Auto-tag Processes
This page describes the auto-tag processes in LMW candidate list generation:
- I. Auto-tag raw LMW candidate list:
- Raw candidate lists are generated from:
- These raw candidate list have to go through processes in 00.CandidateList (step 10) to auto-tag:
- valid LMWs (terms in the latest Lexicon inflVars.data)
- invalid LMWs (known invalid LMWs, Total.data.no)
- CandList.rmYesNo are new terms are not auto-tagged. They are used as candidate list (to calculate precision), as shown at the end of the process in the following diagram.
- CandList.rmYesTagNo is the actual file sent to linguists so they can have another chance to review terms with AUTO_TAG_NO to ensure they are invalid LMWs.
- The precision of all models for the latest Lexicon are in the prevCand.data.rpt.
- II. Auto-tag completed LMW candidate list:
- Once candidate list are completed (submitted and approved) by the linguists, the list need to go through processes in 00.CandidateList (step 1-3) to update invalid LMWs (prevCand.data.no)

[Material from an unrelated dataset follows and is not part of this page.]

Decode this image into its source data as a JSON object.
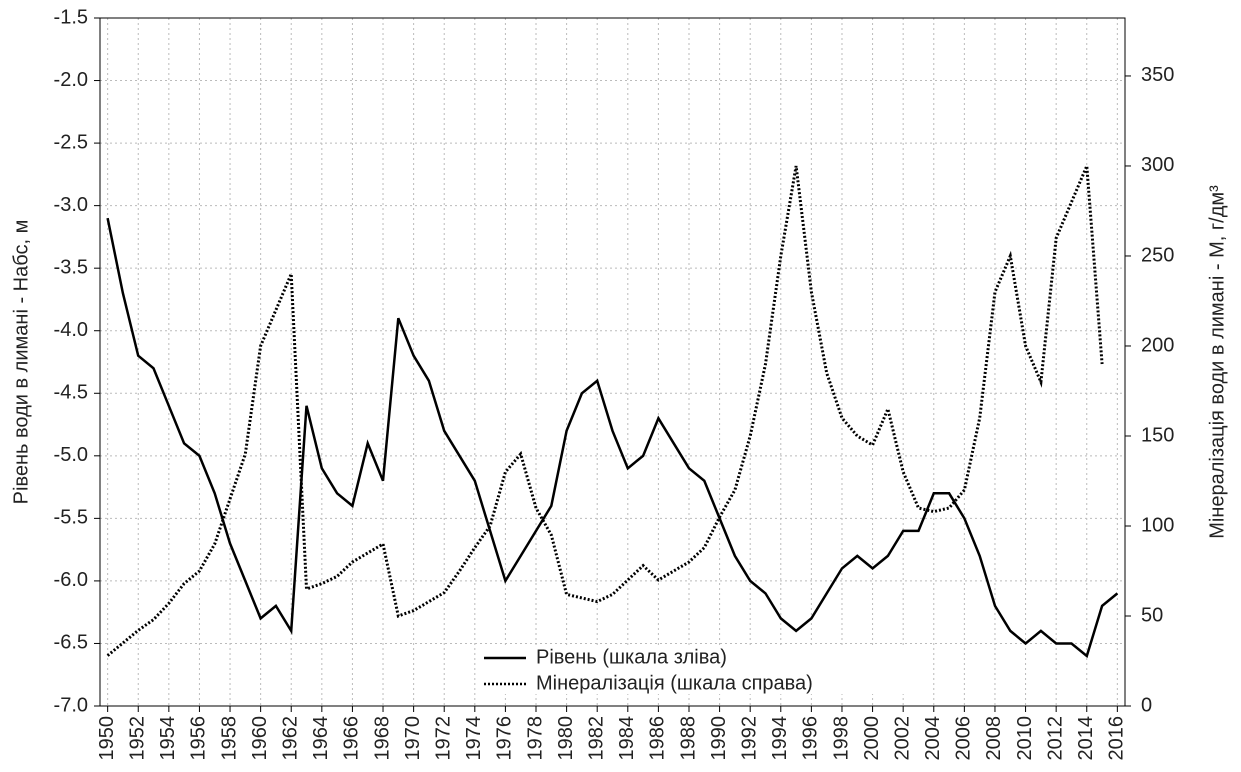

- Add completed candidate list to appropriated directory
- Run 00.CandidateList step 1.
- candidates are in the latest inflVars.data are valid LMWs (prevCand.data.yes)
- candidates are not in the latest inflVars.data are invalid LMWs (prevCand.data.no)
- Invalid LMWs in the candidate list are automatic updated, prevCand.data.no in diagram below
- All skipped candidates are considered as invalid LMWs in this process (that is why the program provides a 2nd chance for linguist to review invalid LMWs - ATUO_TAG_NO in the final tagging process .
- CandList.rmYesNo should become empty by runing through the above process with latest Lexicon and invalid LMWs when it is completed.
- Valid candidates is added to the Lexicon
- Invalid candidates is added to the invalid LMWs file.
- Other invalid terms (notBaseLmw.data.no) are static legacy data used before 2019-. (no more update after 2020+)
- The file Total.data.no (= prevCand.data.no + notBaseLmw.data.no) are used as the latest invalid LMW collections. This file should be used in LexAccess.Files after 2020+.